Thursday, October 20, 2011

the power?

"i want mama!"

"i want mama!"

"mama, mama, mama! not daddy!"

i should feel good about this, right?  special?  no one loves me more? 

all of that is true....except i'm a working mother who has to be somewhere by 8am. 

it's tough.

two issues here.

1) cashel does not go to sleep by himself.  full disclosure here - we lay down with him until he falls asleep.  it wasn't always this way.  you know who might say i created this situation and i will say otherwise.  getting into bed with cashel in the middle of the night to sleep with him (cuddle because it's AWESOME) is one thing but actually creating a situation where he must fall asleep with one of us is another.  i did NOT create that situation - it created itself.  i won't say anymore for fear of divorce.  like many parents who try to convince their children that all children get rid of pacifiers by age ___ we're starting in on "all little boys and girls starting going to sleep by themselves at 3 years old.  wish us luck.

2) cashel is completely, totally, obsessed with my freckle.  i have a freckle on the right side of my face (a mole really) that i've had forever.  i never paid it any attention until one day cashel discovered it and has, literally, been obsessed ever since.  he rubs it.  he caresses it.  it's the security blanket he never attached to and it's attached to my body. 

when i sleep with cashel (hey!  no judgement!) i sleep to his left which means, when we cuddle (which he LOVES by the way...ok...me too) i am laying on my right side with my face facing him.  he often has his finger on my freckle and says "mommy, you're hurting me" because my face is squishing his hand.  what do i do?  i turn my neck to face the ceiling.  crazy, right?  it's uncomfortable as heck!  i've started saying things like, my freckle needs a break cashel.  no more touching mommy's freckle OR i turn over so that it's more comfortable for me and he can still touch my freckle. 

it's absurd.  i'll admit.  but it really does bring him comfort.  we were at a play date a few weeks ago and i was talking to another mom about this.  later on in the playdate cashel was upset about something, crawled into my lap and started rubbing my freckle and the mom noticed!  "he goes straight for the freckle, huh?"  she says.  yep.

this morning cashel was having a particularly bad morning for some unknown reason.  he was crying...sobbing...having to catch his breath.  jason was explaining to him that i had to get ready for work.  here's a sampling of how this generally goes:

cashel: "waaaaaaaaahhhhhhhhh! i want mama!"

jason:  "cashel, can you calm down and tell me what's wrong?"

cashel:  "waaaaaaaaaahhhhh!"

jason:  "hey bud, what's wrong?  can you use your words?"

cashel:  "i want mama!"

jason: "cashel, mama has to get ready for work."
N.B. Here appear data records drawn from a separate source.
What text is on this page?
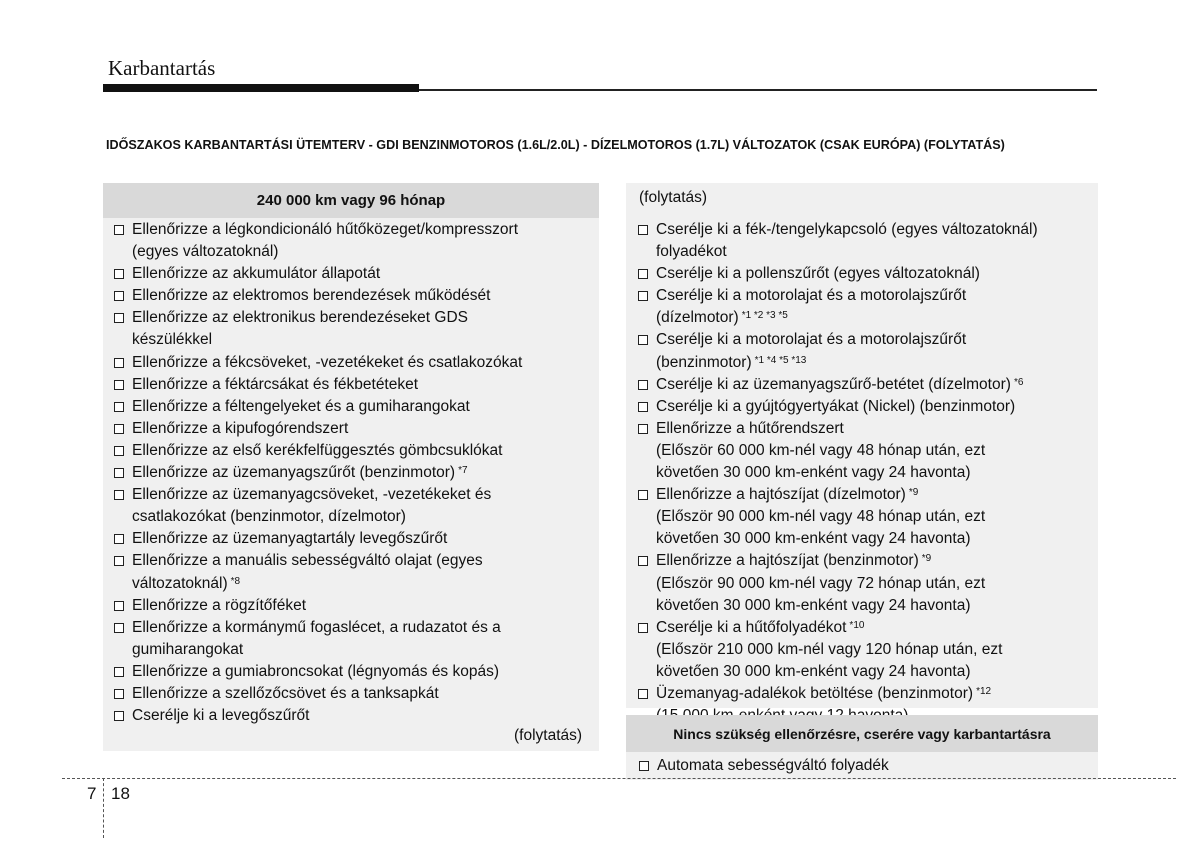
Karbantartás
IDŐSZAKOS KARBANTARTÁSI ÜTEMTERV - GDI BENZINMOTOROS (1.6L/2.0L) - DÍZELMOTOROS (1.7L) VÁLTOZATOK (CSAK EURÓPA) (FOLYTATÁS)
240 000 km vagy 96 hónap
Ellenőrizze a légkondicionáló hűtőközeget/kompresszort
(egyes változatoknál)
Ellenőrizze az akkumulátor állapotát
Ellenőrizze az elektromos berendezések működését
Ellenőrizze az elektronikus berendezéseket GDS
készülékkel
Ellenőrizze a fékcsöveket, -vezetékeket és csatlakozókat
Ellenőrizze a féktárcsákat és fékbetéteket
Ellenőrizze a féltengelyeket és a gumiharangokat
Ellenőrizze a kipufogórendszert
Ellenőrizze az első kerékfelfüggesztés gömbcsuklókat
Ellenőrizze az üzemanyagszűrőt (benzinmotor) $^{*7}$
Ellenőrizze az üzemanyagcsöveket, -vezetékeket és
csatlakozókat (benzinmotor, dízelmotor)
Ellenőrizze az üzemanyagtartály levegőszűrőt
Ellenőrizze a manuális sebességváltó olajat (egyes
változatoknál) $^{*8}$
Ellenőrizze a rögzítőféket
Ellenőrizze a kormánymű fogaslécet, a rudazatot és a
gumiharangokat
Ellenőrizze a gumiabroncsokat (légnyomás és kopás)
Ellenőrizze a szellőzőcsövet és a tanksapkát
Cserélje ki a levegőszűrőt
(folytatás)
(folytatás)
Cserélje ki a fék-/tengelykapcsoló (egyes változatoknál)
folyadékot
Cserélje ki a pollenszűrőt (egyes változatoknál)
Cserélje ki a motorolajat és a motorolajszűrőt
(dízelmotor) $^{*1 *2 *3 *5}$
Cserélje ki a motorolajat és a motorolajszűrőt
(benzinmotor) $^{*1 *4 *5 *13}$
Cserélje ki az üzemanyagszűrő-betétet (dízelmotor) $^{*6}$
Cserélje ki a gyújtógyertyákat (Nickel) (benzinmotor)
Ellenőrizze a hűtőrendszert
(Először 60 000 km-nél vagy 48 hónap után, ezt
követően 30 000 km-enként vagy 24 havonta)
Ellenőrizze a hajtószíjat (dízelmotor) $^{*9}$
(Először 90 000 km-nél vagy 48 hónap után, ezt
követően 30 000 km-enként vagy 24 havonta)
Ellenőrizze a hajtószíjat (benzinmotor) $^{*9}$
(Először 90 000 km-nél vagy 72 hónap után, ezt
követően 30 000 km-enként vagy 24 havonta)
Cserélje ki a hűtőfolyadékot $^{*10}$
(Először 210 000 km-nél vagy 120 hónap után, ezt
követően 30 000 km-enként vagy 24 havonta)
Üzemanyag-adalékok betöltése (benzinmotor) $^{*12}$
Nincs szükség ellenőrzésre, cserére vagy karbantartásra
Automata sebességváltó folyadék
7 18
cashel:  "mama won't let me touch her freckle and i need to."

this is how it goes. 

it HAS become a source of power.

me:  "cashel....if you get in your car seat right NOW i'll let you touch my freckle." 

sad really, but i often feel like the bad cop these days and i'll do what i have to to get things done and have him still love me.  i've heard age 3 to 4 is harder.  our friend greg has reassured us that it doesn't get any easier.

yey. 

1 comment:

  1. love it. this too shall pass and then you'll miss it! he's growing up so fast!